I'm actually not allowed to not be OK. I have to be the one who's OK, I don't think people would accept me any other way. I'm the only one holding all this shit together. One day I'll break down, and it will be bad.

MiddleMoffat · 16/05/2018 23:03

I'm not OK, had my first counselling session today, it was amazing that somebody was there just to listen to me. I hope to be Ok one day.

In the meantime, I have my running, wine, and my kids, oh and mumsnet xx

This is an amazing post OP, you should start a movement with "I"m not Ok'.

Dwellerfromunderthesink · 16/05/2018 23:05

Wishing everyone on here strength and then more strength. Am not Ok either right now. Feeling used and lonely and sad. Am going to the GP tomorrow. I’ve not been depressed for about 8 years now which is so good but I am slipping slowly downwards again. Thanks for starting this thread. Sorry so many are struggling too.

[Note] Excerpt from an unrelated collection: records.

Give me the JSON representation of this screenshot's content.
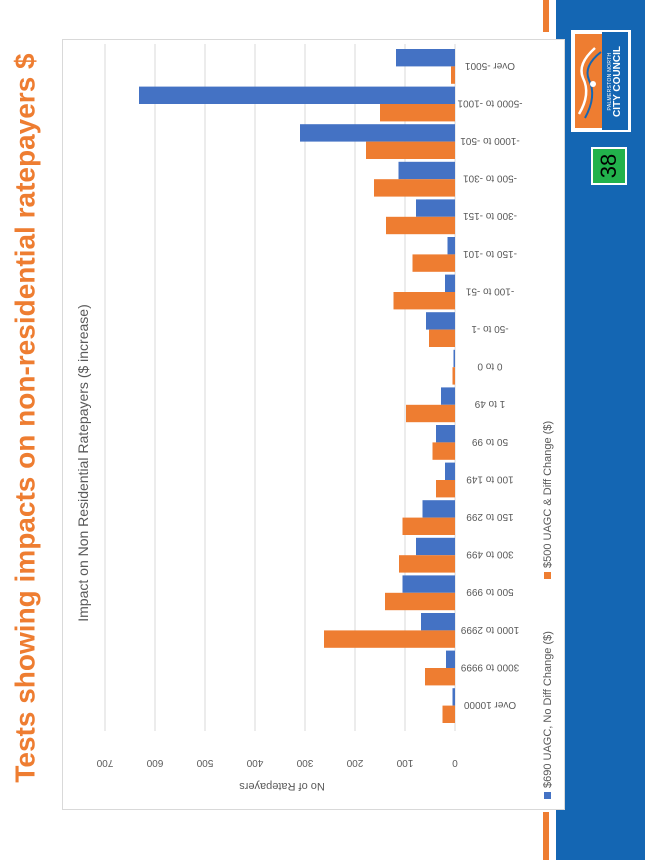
{
  "slide": {
    "title": "Tests showing impacts on non-residential ratepayers $",
    "number": "38",
    "logo": {
      "line1": "PALMERSTON NORTH",
      "line2": "CITY COUNCIL"
    },
    "colors": {
      "brand_blue": "#1466b3",
      "accent_orange": "#ee7d31",
      "badge_green": "#22b24c"
    }
  },
  "chart_data": {
    "type": "bar",
    "orientation": "horizontal",
    "title": "Impact on Non Residential Ratepayers ($ increase)",
    "xlabel": "No of Ratepayers",
    "ylabel": "",
    "xlim": [
      0,
      700
    ],
    "xticks": [
      0,
      100,
      200,
      300,
      400,
      500,
      600,
      700
    ],
    "grid": true,
    "legend_position": "bottom",
    "categories": [
      "Over 10000",
      "3000 to 9999",
      "1000 to 2999",
      "500 to 999",
      "300 to 499",
      "150 to 299",
      "100 to 149",
      "50 to 99",
      "1 to 49",
      "0 to 0",
      "-50 to -1",
      "-100 to -51",
      "-150 to -101",
      "-300 to -151",
      "-500 to -301",
      "-1000 to -501",
      "-5000 to -1001",
      "Over -5001"
    ],
    "series": [
      {
        "name": "$690 UAGC, No Diff Change ($)",
        "color": "#4472c4",
        "values": [
          5,
          18,
          68,
          105,
          78,
          65,
          20,
          38,
          28,
          3,
          58,
          20,
          15,
          78,
          113,
          310,
          632,
          118
        ]
      },
      {
        "name": "$500 UAGC & Diff Change ($)",
        "color": "#ee7d31",
        "values": [
          25,
          60,
          262,
          140,
          112,
          105,
          38,
          45,
          98,
          5,
          52,
          123,
          85,
          138,
          162,
          178,
          150,
          8
        ]
      }
    ]
  }
}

tolerable · 16/05/2018 23:07

it depends who i happen to be standing in line with.i know this...but..I am not ok,no even close.

Wolfiefan · 16/05/2018 23:12

I am not anywhere near ok. Trying to get there. I have seen my GP. From day to day I hide from the world as much as possible.

EscapingSoon · 16/05/2018 23:14

I'm not okay. I can't remember the last time I was okay.

cupgate · 16/05/2018 23:14

I am not okay. People think that I am but I'm not. I have tried to tell a couple of people but it's like they don't hear me. I don't think anyone would notice if I wasn't around any more, apart from DS.

MiddleMoffat · 16/05/2018 23:48

That is the worst, when you've told people you are no OK and they don't seem to care.